Trusts & Estates Collaborative Research Network
Law and Society Association
Call for Participation – Deadline October 8, 2018
[feminist scholarship warmly invited! – Ed.]
Organizers of the newly-formed Trusts & Estates Collaborative Research seek proposals that explore any aspect of the law, practice or effects of trusts and estates, broadly defined. Successful proposals likely will bear in some way on succession (also referred to as inheritance) and/or wealth transfers (whether at death or during lifetime, outright or in trust). Subjects of inquiry may involve any aspect of government or social policy with respect to trusts, estates, inheritance, wealth transfer, equity or courts with jurisdiction over these issues.
If you would like to present a paper as part of a Trusts and Estates CRN panel, please submit a 500-word abstract by Monday, October 8, 2018 at 5:00 p.m. GMT to the CRN chairs, Professor Bridget Crawford (bcrawford at law dot pace dot edu) and Professor Kate Galloway (kgallowa at bond dot edu dot au). The CRN chairs will then attempt to organize the papers into panels with cohesive themes.
Our goal is to stimulate focused discussion of papers on which scholars are currently working. We welcome participation from scholars working in any discipline, language, or country. Although you may submit a proposal to present a paper that is closer to publication, we are especially interested in receiving proposals for works-in-progress that will benefit from discussion that the panels will provide. We welcome participation of junior scholars, those who are untenured or in non-tenure positions, and advanced graduate students, as well as more experienced scholars.
Participants are encouraged to apply multi-disciplinary and interdisciplinary approaches in their scholarship. Possible areas in inquiry might include issues related to transfer of wealth between spouses or family members; preferences created for certain types of transfers or transfers to particular classes of individuals; the transfer of wealth to charities or non-profit organizations; generational equity; issues of social and economic inequality; comparative aspects of the law of succession and the law of trusts more broadly; the relationship between/among gender, race, sexual orientation, socioeconomic class, immigration, language status, disability and the law of succession and the law of trusts; the socio-linguistics of testation and wealth transfer; access to estate planning justice for low- and middle-income individuals; questions of cultural or group inheritance rights; and similar issues.
If you would like to submit a pre-formed panel, with a chair already named, and affiliate your panel with the Trusts and Estates CRN, please also email the CRN chairs.
In addition to individual paper presentations (to be organized into panels) and pre-formed panels, we also welcome programs that fit other formats permitted by Law and Society such as author-meets-reader sessions, salon sessions, and roundtable session. If you have an idea that you think would work, we welcome hearing from you with a 500-word proposal.
Please note that LSA rules limit you to participating only once, either as a paper panelist or as a roundtable participant.

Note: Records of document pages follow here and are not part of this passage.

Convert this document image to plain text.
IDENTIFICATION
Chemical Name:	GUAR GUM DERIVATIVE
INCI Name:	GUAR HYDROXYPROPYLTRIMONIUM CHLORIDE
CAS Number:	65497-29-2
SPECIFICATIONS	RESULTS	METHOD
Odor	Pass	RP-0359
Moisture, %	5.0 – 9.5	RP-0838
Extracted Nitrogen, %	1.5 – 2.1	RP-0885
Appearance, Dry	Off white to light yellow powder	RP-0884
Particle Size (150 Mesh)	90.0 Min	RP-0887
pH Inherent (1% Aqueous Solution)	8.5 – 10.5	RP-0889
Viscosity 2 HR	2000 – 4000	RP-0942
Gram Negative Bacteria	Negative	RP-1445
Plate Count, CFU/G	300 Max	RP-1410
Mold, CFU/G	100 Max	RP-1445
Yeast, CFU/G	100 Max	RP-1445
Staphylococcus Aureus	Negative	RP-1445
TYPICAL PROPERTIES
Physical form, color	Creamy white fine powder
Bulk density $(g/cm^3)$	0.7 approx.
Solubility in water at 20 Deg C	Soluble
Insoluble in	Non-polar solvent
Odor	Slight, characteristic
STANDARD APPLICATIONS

We will give preference to proposed Trusts and Estates CRN panelists/participants who agree also to serve as a discussant or discussant/chair for another Trusts and Estates CRN panel (those appearances do not “count” for purposes of the 1 appearance rule). Please indicate your willingness to do so in your proposal. Your volunteering will help us to create and sustain a supportive global community of trusts and estates scholars. We will take into account expertise and topic preferences. Chairs organize the logistics of the panel, as well as moderate at the conference. Chairs will develop a 100-250 word description of the panel for inclusion in the Law and Society program. Discussants will read at least one assigned paper and prepare a short commentary to offer feedback and serve as a basis for discussion among the panelist and audience members. There may be multiple discussants for the same panel, especially if we are able to create panels that include multi-national perspectives.
Those selected by the Trusts and Estates CRN for participation in a panel or program will be informed no later than October 22, 2018. Each participant will then need to register through the Law and Society system no later than November 7, 2018 using the panel number we assign.
500-word proposals to participate in a program sponsored by the Trusts and Estates CRN are due Monday, October 8, 2018 at 5:00 p.m. GMT to the CRN chairs, Professor Bridget Crawford (bcrawford at law dot pace dot edu) and Professor Kate Galloway (kgallowa at bond dot edu dot au).